Some people have attempted to define the absence of bias in AI systems by balancing of false positive and false negative rates in predictions across groups example gender, race etc. But this definition is not generic enough due to various forms in which Bias may manifest itself. Frankly it's still an open research area.
How does Bias creep into AI systems?
A natural question is how do AI systems get Biased? Can they be Biased even if they are not explicitly codified to be biased? Following is a list of some possible reasons why an AI system can get biased:
- Choice of Attributes: If one uses attributes like age, gender, ethnicity in algorithms, the algorithm can learn the relationship between these attributes and the target which may cause the algorithms to get biased.
- Data Collection / Sampling: A lot of times, data may be collected or sampled in a way which leads to over or under-representation of a group which may lead to biases. There is a famous case study about Street Bump app by Boston municipal to detect potholes which suggested wealthier neighborhood had more bumps simply because people living in affluent neighborhood were more likely to use the app.
- Implicit Bias in Data: Most of the AI systems learn patterns from the data which is provided to train them. A number of times the data may be generated by humans with their in-built biases. If this is the cases the resultant AI system would also reflect those biases as an AI system is only as good as the data fed to train them. Imagenet incident which I talked about earlier is a good example of this type.
- Optimization Metric: AI systems typically train to maximize/minimize a certain metric, example error rate on the whole data. While the AI system is busy doing that, there is no guarantee that it would not do anything which we as humans would not deem “fair”.
How can we avoid AI bias?
While it's still an open research area, here are some steps you could take to mitigate bias in your AI applications:
- Use Representative Data: Try to actively look for sources of bias in the data and/or the way it was collected and sampled. Look carefully into how the data was annotated and motivation & incentive of people annotating the data.
- Do an Audit of the Model: Scrutinize the predictions of your model, compare and contrast false positive and false negative rates of your predictions across various sub-groups. Legally protected sub-groups could be a good place to start.
- Focus on Model Explainability: A lot of AI systems can be akin to black boxes with limited insights into why they make a certain prediction.

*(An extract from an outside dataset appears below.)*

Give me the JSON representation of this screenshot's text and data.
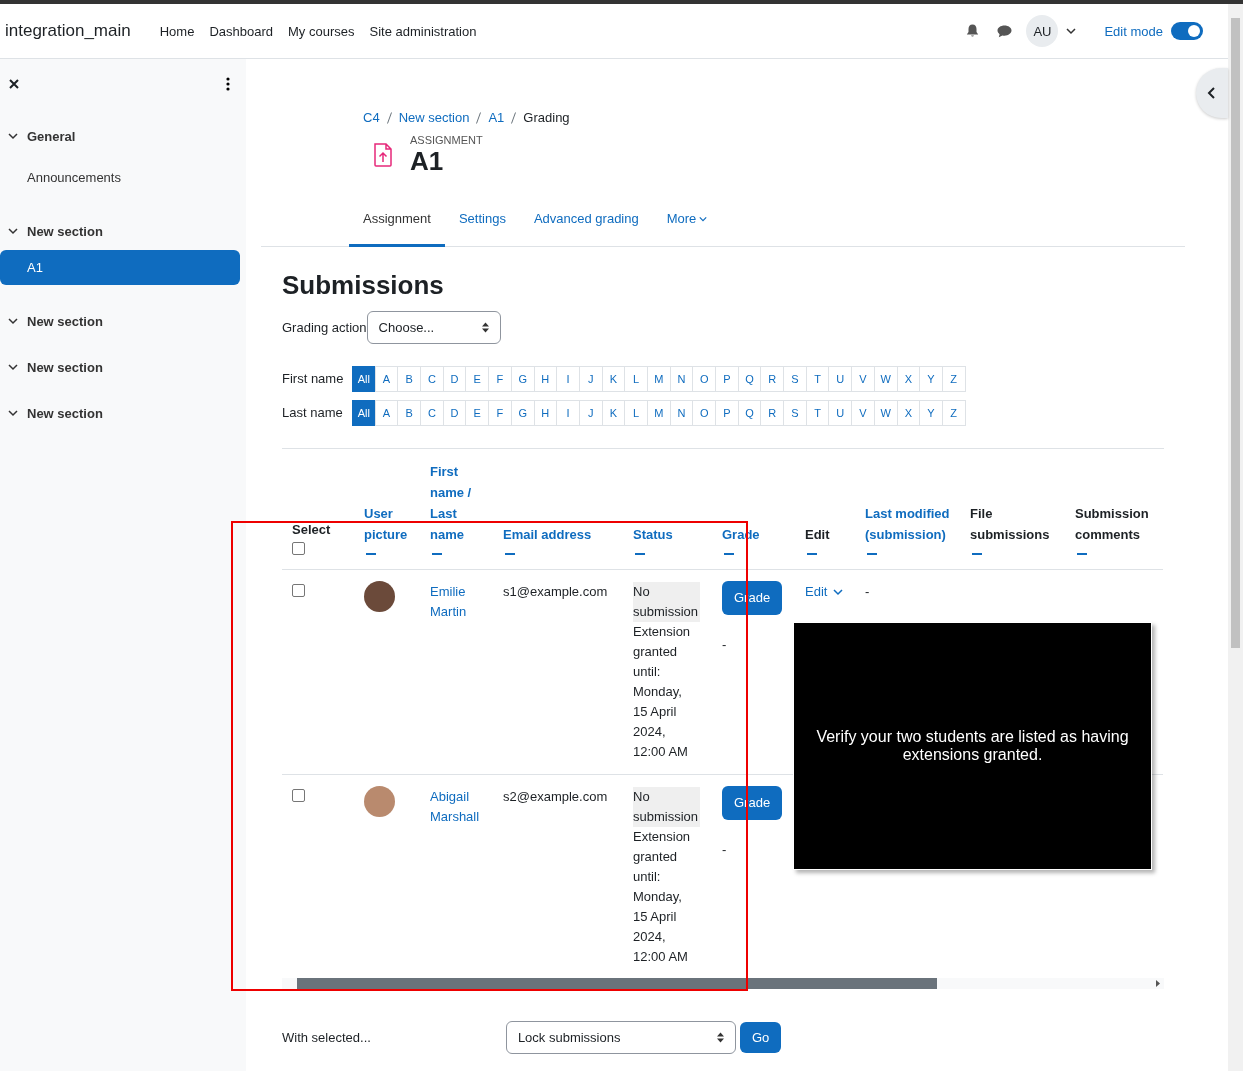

There is a lot of research work happening on model explainability — getting a better handle on why a model is making a certain prediction may help in the detection and removal of biases
- Third Party tools: There are various third party tools which can help you asses bias at various stages in the AI life cycle. Look at IBM’s AI Fairness 360 Open Source Tool Kit as an example
- Hire Diverse Teams: Having diversity in your team may help bring in diverse perspectives in looking for avenues for biases.
AI applications have seen a phenomenal growth off late. There have been genuine instances which have raised questions about the fairness of decisions made by AI systems. It's important to handle the bias issue so that AI systems continue to enjoy the trust of organizations and the masses. There is a lot of promising work going on in the area, let’s hope all that will results in making AI applications fairer and the world a better place to live for everyone.